Single by Gossip

from the album A Joyful Noise
- Released: July 1, 2012
- Recorded: KBC Records (Portland, Oregon) Xenomania Studios (Kent, England)
- Genre: Dance-punk; synth-pop;
- Length: 3:31
- Label: Columbia
- Songwriters: Frederick Falke; Brian Higgins; Kieran Rhys Jones; Beth Ditto; Jason Resch; Toby le Messurier Scott;
- Producer: Brian Higgins

Gossip singles chronology
| "Perfect World" (2012) | "Move in the Right Direction" (2012) | "Get a Job" (2013) |

= Move in the Right Direction =

"Move in the Right Direction" is a song by American indie rock band Gossip, released as the second single from their fifth studio album, A Joyful Noise (2012).

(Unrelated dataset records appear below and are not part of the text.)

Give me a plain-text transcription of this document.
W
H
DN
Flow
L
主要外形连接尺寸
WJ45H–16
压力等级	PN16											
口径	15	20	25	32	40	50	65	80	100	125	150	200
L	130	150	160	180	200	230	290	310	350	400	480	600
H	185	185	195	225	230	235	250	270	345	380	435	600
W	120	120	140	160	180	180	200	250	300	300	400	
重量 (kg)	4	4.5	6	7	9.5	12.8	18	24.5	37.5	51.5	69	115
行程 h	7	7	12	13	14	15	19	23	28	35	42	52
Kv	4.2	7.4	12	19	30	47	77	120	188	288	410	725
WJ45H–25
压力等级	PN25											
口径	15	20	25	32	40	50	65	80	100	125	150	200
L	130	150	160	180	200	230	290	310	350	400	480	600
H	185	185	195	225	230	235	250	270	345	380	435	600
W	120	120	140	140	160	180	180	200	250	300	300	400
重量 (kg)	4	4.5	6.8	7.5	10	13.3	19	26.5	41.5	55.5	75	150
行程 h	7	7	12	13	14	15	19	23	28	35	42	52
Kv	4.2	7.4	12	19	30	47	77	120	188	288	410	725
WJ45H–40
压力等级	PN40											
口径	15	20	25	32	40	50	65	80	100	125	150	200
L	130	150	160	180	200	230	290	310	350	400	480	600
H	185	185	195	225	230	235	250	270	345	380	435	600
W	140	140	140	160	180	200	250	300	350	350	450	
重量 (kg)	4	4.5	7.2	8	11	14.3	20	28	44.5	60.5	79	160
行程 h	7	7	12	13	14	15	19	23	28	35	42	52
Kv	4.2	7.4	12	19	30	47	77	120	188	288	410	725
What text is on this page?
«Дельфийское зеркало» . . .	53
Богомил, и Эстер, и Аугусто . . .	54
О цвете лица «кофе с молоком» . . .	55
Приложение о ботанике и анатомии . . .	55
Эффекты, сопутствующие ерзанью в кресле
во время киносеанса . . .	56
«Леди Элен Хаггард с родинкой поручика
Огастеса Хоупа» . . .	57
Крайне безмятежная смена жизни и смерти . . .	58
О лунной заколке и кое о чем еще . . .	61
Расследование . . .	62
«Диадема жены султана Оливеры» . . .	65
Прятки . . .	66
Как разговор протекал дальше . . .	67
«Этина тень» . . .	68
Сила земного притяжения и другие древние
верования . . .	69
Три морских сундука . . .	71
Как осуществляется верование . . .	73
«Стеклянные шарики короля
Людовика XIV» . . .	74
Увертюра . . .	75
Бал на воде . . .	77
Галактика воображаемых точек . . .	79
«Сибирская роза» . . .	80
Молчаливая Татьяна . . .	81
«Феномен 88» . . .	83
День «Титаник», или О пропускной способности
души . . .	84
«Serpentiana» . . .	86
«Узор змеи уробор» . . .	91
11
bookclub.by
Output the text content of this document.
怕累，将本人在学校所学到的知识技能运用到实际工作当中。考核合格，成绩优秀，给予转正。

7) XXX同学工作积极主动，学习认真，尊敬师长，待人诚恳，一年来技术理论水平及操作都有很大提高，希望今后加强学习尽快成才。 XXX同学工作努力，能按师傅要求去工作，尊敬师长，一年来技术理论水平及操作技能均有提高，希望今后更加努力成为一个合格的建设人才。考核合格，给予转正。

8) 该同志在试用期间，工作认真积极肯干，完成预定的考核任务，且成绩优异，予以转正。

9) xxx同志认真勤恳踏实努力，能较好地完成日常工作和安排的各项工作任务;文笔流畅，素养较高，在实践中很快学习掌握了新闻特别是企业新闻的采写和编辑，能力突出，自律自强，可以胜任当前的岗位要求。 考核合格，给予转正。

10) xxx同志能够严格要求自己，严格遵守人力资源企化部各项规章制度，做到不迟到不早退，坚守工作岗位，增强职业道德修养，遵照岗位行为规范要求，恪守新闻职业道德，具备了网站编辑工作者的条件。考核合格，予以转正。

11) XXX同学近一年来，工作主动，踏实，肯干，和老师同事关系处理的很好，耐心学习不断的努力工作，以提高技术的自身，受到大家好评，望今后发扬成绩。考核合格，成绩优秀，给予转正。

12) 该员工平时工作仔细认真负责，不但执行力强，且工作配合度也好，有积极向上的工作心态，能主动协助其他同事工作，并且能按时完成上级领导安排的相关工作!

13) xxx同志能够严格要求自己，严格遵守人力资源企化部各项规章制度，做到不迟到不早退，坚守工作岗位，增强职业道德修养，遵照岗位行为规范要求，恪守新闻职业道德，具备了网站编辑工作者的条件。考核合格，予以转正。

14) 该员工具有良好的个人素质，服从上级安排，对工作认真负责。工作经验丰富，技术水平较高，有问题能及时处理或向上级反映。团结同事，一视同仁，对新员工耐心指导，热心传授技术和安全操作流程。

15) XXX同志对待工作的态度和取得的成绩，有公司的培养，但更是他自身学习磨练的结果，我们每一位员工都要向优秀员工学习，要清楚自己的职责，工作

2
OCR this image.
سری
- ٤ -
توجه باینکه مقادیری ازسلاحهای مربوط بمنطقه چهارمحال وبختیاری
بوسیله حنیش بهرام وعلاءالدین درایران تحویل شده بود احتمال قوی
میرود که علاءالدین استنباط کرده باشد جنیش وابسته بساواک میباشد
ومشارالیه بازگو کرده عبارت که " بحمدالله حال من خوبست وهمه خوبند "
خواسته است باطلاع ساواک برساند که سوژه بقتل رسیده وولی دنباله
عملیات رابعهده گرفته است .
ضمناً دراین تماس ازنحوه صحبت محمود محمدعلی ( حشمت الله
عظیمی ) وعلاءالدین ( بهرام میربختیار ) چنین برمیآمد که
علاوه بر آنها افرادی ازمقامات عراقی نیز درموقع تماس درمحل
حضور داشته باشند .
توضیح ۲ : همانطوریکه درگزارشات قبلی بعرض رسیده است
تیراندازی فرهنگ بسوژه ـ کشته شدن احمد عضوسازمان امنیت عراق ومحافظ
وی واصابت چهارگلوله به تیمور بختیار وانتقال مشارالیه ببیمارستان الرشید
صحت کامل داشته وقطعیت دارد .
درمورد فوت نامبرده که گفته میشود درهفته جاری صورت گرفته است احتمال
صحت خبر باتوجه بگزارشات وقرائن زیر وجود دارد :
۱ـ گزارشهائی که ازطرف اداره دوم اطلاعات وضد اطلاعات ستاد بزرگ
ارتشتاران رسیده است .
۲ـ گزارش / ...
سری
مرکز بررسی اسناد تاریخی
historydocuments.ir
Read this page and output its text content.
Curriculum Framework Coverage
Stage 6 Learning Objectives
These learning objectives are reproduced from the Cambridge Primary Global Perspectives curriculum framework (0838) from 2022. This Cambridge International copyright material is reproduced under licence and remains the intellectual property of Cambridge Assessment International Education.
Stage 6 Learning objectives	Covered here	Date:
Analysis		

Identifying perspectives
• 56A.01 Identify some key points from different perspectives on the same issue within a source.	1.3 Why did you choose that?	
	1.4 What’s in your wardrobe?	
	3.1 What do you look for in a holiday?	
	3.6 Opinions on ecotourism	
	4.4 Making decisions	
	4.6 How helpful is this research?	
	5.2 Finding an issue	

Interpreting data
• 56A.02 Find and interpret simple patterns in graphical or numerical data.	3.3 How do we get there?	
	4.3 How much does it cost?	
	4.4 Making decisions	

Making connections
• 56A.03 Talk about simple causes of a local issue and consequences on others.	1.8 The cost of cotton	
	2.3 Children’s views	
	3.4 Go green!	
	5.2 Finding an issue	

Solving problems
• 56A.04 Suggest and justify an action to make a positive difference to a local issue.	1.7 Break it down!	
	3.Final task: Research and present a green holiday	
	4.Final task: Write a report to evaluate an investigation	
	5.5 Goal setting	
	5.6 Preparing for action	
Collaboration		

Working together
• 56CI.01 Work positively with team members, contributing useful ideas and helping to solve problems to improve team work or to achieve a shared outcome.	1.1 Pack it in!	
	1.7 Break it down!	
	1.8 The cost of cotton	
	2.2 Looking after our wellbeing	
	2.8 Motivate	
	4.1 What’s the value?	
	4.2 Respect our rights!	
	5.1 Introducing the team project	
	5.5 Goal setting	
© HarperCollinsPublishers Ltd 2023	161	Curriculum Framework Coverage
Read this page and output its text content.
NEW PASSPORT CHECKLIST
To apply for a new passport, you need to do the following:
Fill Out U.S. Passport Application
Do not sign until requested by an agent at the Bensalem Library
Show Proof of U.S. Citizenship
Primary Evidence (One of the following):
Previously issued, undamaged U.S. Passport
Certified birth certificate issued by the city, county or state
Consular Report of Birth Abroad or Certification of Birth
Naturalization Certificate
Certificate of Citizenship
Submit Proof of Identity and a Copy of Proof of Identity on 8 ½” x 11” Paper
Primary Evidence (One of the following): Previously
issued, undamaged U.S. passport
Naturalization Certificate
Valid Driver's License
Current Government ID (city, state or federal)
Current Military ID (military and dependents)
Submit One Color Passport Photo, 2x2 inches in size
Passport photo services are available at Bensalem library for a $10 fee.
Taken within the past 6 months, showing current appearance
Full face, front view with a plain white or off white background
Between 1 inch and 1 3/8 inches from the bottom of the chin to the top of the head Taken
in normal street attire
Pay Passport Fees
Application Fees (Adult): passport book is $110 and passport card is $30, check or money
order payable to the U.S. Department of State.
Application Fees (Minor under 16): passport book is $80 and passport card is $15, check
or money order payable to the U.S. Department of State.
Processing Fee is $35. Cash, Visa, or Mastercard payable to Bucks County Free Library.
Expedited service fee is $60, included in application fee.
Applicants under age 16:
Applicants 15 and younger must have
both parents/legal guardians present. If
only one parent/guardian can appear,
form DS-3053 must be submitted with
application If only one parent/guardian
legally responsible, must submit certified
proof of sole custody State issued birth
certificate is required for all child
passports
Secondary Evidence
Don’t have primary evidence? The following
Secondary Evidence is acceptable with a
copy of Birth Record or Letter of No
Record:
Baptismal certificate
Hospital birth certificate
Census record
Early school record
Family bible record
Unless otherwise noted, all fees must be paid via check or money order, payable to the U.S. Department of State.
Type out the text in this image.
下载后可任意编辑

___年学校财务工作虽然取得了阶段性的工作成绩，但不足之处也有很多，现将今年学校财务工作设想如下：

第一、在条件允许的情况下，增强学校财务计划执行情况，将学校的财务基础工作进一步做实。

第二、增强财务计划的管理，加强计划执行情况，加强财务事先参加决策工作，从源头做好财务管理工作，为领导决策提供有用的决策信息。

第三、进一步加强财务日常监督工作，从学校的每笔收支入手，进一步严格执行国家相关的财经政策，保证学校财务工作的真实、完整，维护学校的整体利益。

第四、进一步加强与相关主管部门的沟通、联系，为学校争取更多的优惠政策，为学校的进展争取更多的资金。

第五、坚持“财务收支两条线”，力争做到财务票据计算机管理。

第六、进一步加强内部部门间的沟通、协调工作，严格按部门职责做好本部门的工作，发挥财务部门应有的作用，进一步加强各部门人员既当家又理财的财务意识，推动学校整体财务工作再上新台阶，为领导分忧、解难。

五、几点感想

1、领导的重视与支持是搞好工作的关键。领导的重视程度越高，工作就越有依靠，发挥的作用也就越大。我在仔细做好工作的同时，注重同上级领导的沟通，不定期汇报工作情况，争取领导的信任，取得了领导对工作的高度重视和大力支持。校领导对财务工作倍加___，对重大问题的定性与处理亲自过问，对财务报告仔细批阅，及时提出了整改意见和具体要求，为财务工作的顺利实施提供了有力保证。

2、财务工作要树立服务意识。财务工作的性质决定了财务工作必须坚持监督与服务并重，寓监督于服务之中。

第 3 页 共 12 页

The song found some success in Europe, reaching number two in Poland and number three in Austria and Hungary. The accompanying music video was directed by Price James.

==Track listings==
  - UK and Irish iTunes EP – Remixes
1. "Move in the Right Direction" – 3:31
2. "Move in the Right Direction" (CSS Remix) – 4:02
3. "Move in the Right Direction" (Seamus Haji Remix) – 6:40
4. "Move in the Right Direction" (Kaz James Remix) – 6:34
5. "Move in the Right Direction" (Classixx Remix) – 4:36

  - German iTunes EP – Remixes
6. "Move in the Right Direction" (Radio Edit) – 3:12
7. "Move in the Right Direction" (Seamus Haji Radio Edit) – 3:53
8. "Move in the Right Direction" (Classixx Remix) – 4:36
9. "Move in the Right Direction" (CSS Remix) – 4:02
10. "Move in the Right Direction" (Gossip vs. Kaz James Remix) – 6:34
11. "Move in the Right Direction" (music video) – 3:18

  - German CD single
12. "Move in the Right Direction" (Radio Edit) – 3:12
13. "Move in the Right Direction" (Album Version) – 3:31

==Personnel==
Credits adapted from A Joyful Noise album liner notes.

- Gossip
- Gossip – additional production
- Beth Ditto – vocals
- Hannah Blilie – drums, percussion
- Nathan Howdeshell – guitar, keyboards, live bass, programming

- Additional personnel

- Tom Coyne – mastering
- Fred Falke – additional programming, composition
- Luke Fitton – additional programming
- Matt Gray – additional programming, mixing
- Brian Higgins – additional programming, composition, mixing, producer
- Joshua Jenkin – additional programming
- Kieran Jones – additional programming, composition
- Sam Martin – additional programming
- Owen Parker – additional programming
- Jason Resch – additional composition, additional programming, composition
- Toby Scott – additional programming, composition, mixing, special production assistant
- Jeremy Sherrer – additional percussion, engineer
- Ben Taylor – assistant recording engineer

==Charts==

===Weekly charts===

| Chart (2012) | Peak position |
|---|---|
| Austria (Ö3 Austria Top 40) | 3 |
| Belgium (Ultratop 50 Flanders) | 17 |
| Belgium (Ultratop 50 Wallonia) | 37 |
| France (SNEP) | 64 |
| Germany (GfK) | 11 |
| Hungary (Rádiós Top 40) | 3 |
| Ireland (IRMA) | 39 |
| Luxembourg Digital Songs (Billboard) | 7 |
| Polish Airplay Chart | 2 |
| Slovakia Airplay (ČNS IFPI) | 40 |
| Switzerland (Schweizer Hitparade) | 27 |
| US Dance Club Songs (Billboard) | 17 |

| Chart (2013) | Peak position |
|---|---|
| Slovenia (SloTop50) | 28 |

===Year-end charts===

| Chart (2012) | Position |
|---|---|
| Austria (Ö3 Austria Top 40) | 39 |
| Belgium (Ultratop Flanders) | 100 |
| Germany (Official German Charts) | 36 |
| Hungary (Rádiós Top 40) | 21 |

==Release history==

| Region | Date | Format(s) | Label |
| Ireland | July 1, 2012 | Digital download | Columbia |
United Kingdom
| Germany | August 17, 2012 | CD single, digital download | Sony |

==Certifications==

| Region | Certification | Certified units/sales |
| Austria (IFPI Austria) | Gold | 15,000^{*} |
| Germany (BVMI) | Platinum | 300,000^{^} |
^{*} Sales figures based on certification alone. ^{^} Shipments figures based on certification alone.